Je suis né au dehors

jhona

Je suis né au dehors. Une menotte au poignet, avec une chaîne, et à son extrémité une cage d’oiseau. Une cage d’oiseau vide, en ferraille. Il y avait tout dedans. Un perchoir, une réserve d’eau, un distributeur de graines et une litière.  Tout pour être heureux.  
Je me suis promené comme ça pendant un moment, ne sachant où aller.  

Vu que la porte était grande ouverte, Il y avait régulièrement quelqu’un dans la cage. Ils étaient même parfois plusieurs. Je ne sais plus vers quel âge, mais le ménage fut fait, la porte de la cage se referma et un cadenas en verrouilla l’accès.  Dès lors quelques personnes disposaient de la clé et choisissaient des locataires habilités à y résider.
Ils ou elles n’étaient pas toujours à mon goût, mais je faisais avec.

Je suivis ma cage pendant un temps qui me parut une éternité.
Elle me guidait malgré moi au gré des humeurs de ses occupants, jusqu’au jour...

Jusqu’au jour où,  dans un parc, je croisai une jeune femme. Armée d’une pierre elle tentait désespérément de briser le cadenas de sa cage.  Elle avait de fines mains blanches, un cou onctueux et des yeux en amandes légèrement en retrait dans leurs orbites. Son acharnement n’ôtait rien à son charme, mais la solidité du métal eut raison de sa délicatesse.

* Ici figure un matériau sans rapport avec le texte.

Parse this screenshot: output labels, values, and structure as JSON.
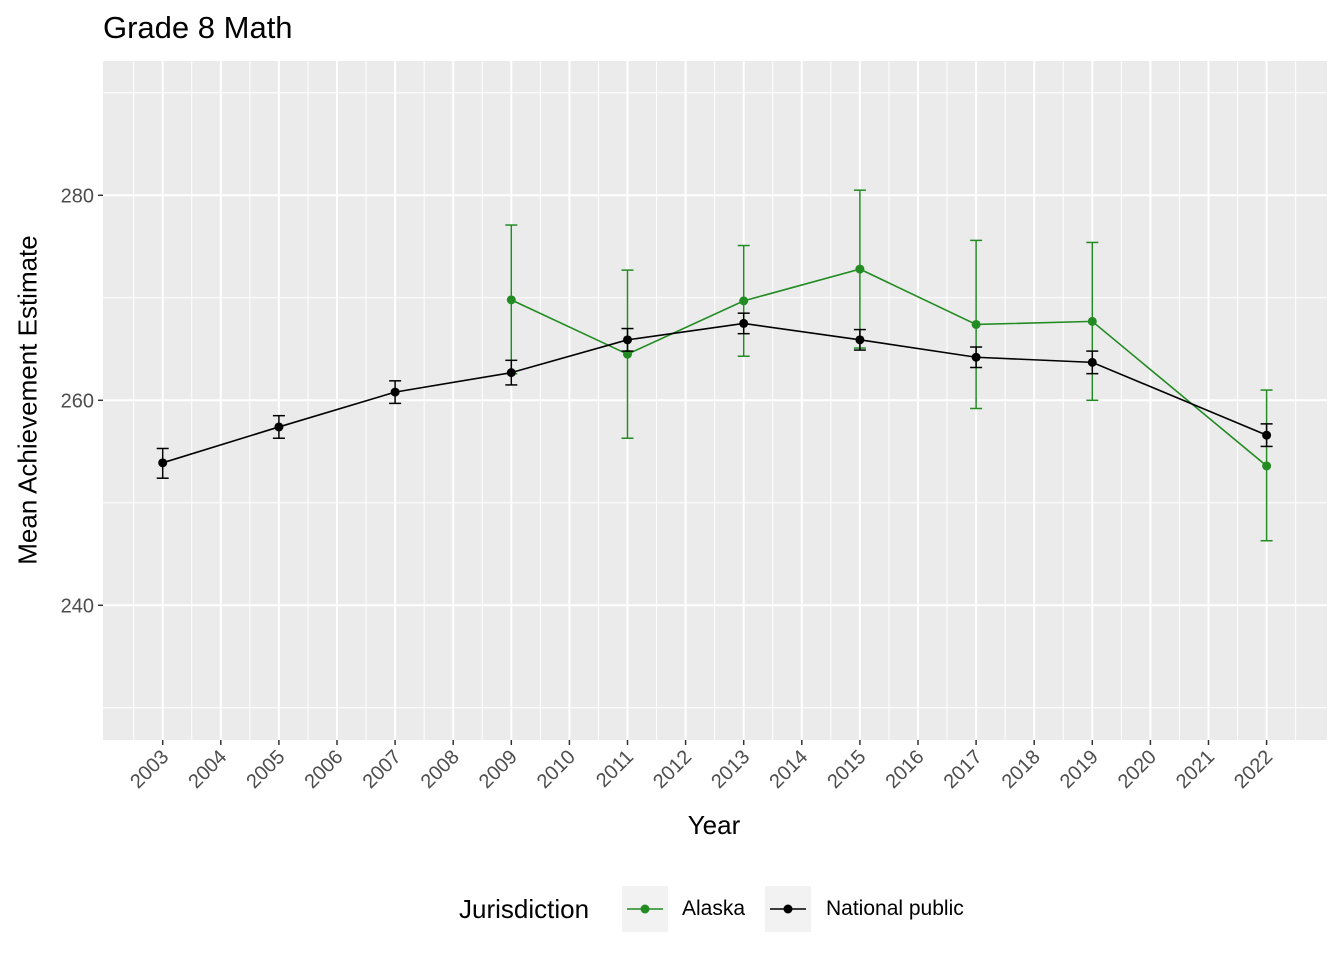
{
  "chart_data": {
    "type": "line",
    "title": "Grade 8 Math",
    "xlabel": "Year",
    "ylabel": "Mean Achievement Estimate",
    "x_categories": [
      "2003",
      "2004",
      "2005",
      "2006",
      "2007",
      "2008",
      "2009",
      "2010",
      "2011",
      "2012",
      "2013",
      "2014",
      "2015",
      "2016",
      "2017",
      "2018",
      "2019",
      "2020",
      "2021",
      "2022"
    ],
    "ylim": [
      227,
      292
    ],
    "yticks": [
      240,
      260,
      280
    ],
    "grid": true,
    "error_bars": true,
    "legend": {
      "title": "Jurisdiction",
      "position": "bottom"
    },
    "series": [
      {
        "name": "Alaska",
        "color": "#228B22",
        "points": [
          {
            "x": "2009",
            "y": 269.8,
            "lower": 262.6,
            "upper": 277.1
          },
          {
            "x": "2011",
            "y": 264.5,
            "lower": 256.3,
            "upper": 272.7
          },
          {
            "x": "2013",
            "y": 269.7,
            "lower": 264.3,
            "upper": 275.1
          },
          {
            "x": "2015",
            "y": 272.8,
            "lower": 265.1,
            "upper": 280.5
          },
          {
            "x": "2017",
            "y": 267.4,
            "lower": 259.2,
            "upper": 275.6
          },
          {
            "x": "2019",
            "y": 267.7,
            "lower": 260.0,
            "upper": 275.4
          },
          {
            "x": "2022",
            "y": 253.6,
            "lower": 246.3,
            "upper": 261.0
          }
        ]
      },
      {
        "name": "National public",
        "color": "#000000",
        "points": [
          {
            "x": "2003",
            "y": 253.9,
            "lower": 252.4,
            "upper": 255.3
          },
          {
            "x": "2005",
            "y": 257.4,
            "lower": 256.3,
            "upper": 258.5
          },
          {
            "x": "2007",
            "y": 260.8,
            "lower": 259.7,
            "upper": 261.9
          },
          {
            "x": "2009",
            "y": 262.7,
            "lower": 261.5,
            "upper": 263.9
          },
          {
            "x": "2011",
            "y": 265.9,
            "lower": 264.8,
            "upper": 267.0
          },
          {
            "x": "2013",
            "y": 267.5,
            "lower": 266.5,
            "upper": 268.5
          },
          {
            "x": "2015",
            "y": 265.9,
            "lower": 264.9,
            "upper": 266.9
          },
          {
            "x": "2017",
            "y": 264.2,
            "lower": 263.2,
            "upper": 265.2
          },
          {
            "x": "2019",
            "y": 263.7,
            "lower": 262.6,
            "upper": 264.8
          },
          {
            "x": "2022",
            "y": 256.6,
            "lower": 255.5,
            "upper": 257.7
          }
        ]
      }
    ]
  }
}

Elle hurla d’impuissance, avant de jeter la pierre au loin et de s’effondrer.

Je m’assis à côté d’elle, tentant de compatir du mieux que je pouvais, alors que de nos deux cages respectives on percevait des commentaires désapprobateurs et des ricanements satisfaits.  Elle prit une respiration, nos regards se croisèrent et trouvèrent tout seul leur chemin. Un étroit sentier gris pen, silencieux et impérial qui n’autorisait aucun raccourci. Luttant contre notre abandon, nos cages essayèrent à nouveau de nous détourner, de tisser des lignes barbelées sur l’horizon.  Leurs occupants coordonnaient leurs efforts pour nous faire entendre raison. Mais nous restions sourds. Sourds et silencieux.  C’est là qu’elle prit mon poignet avec ses doigts de bambous, ornés à ses extrémités de jolis ongles fuselés. Elle ouvrit le mécanisme cranté de ma menotte et d’un geste précis me libéra.  Je me dis que durant toute ces années, je n’avais été obnubilé que par la cage et ses occupants. Que  jamais l’idée ne m’était venue de me défaire de ce lien.  Je lui souris avec gratitude et saisis à mon tour son poignet avec une assurance qui m’était étrangère. J’allais pour lui ôter sa menotte... Elle me fit comprendre avec appréhension que c’était à elle de le faire.  Face à cette échéance si longtemps espérée, elle était prise d’un soudain vertige. Elle se délivra et m’attrapa aussitôt la main qu’elle étreignit en mélangeant nos odeurs.

Depuis nous sommes revenus souvent dans ce parc. Main dans la main.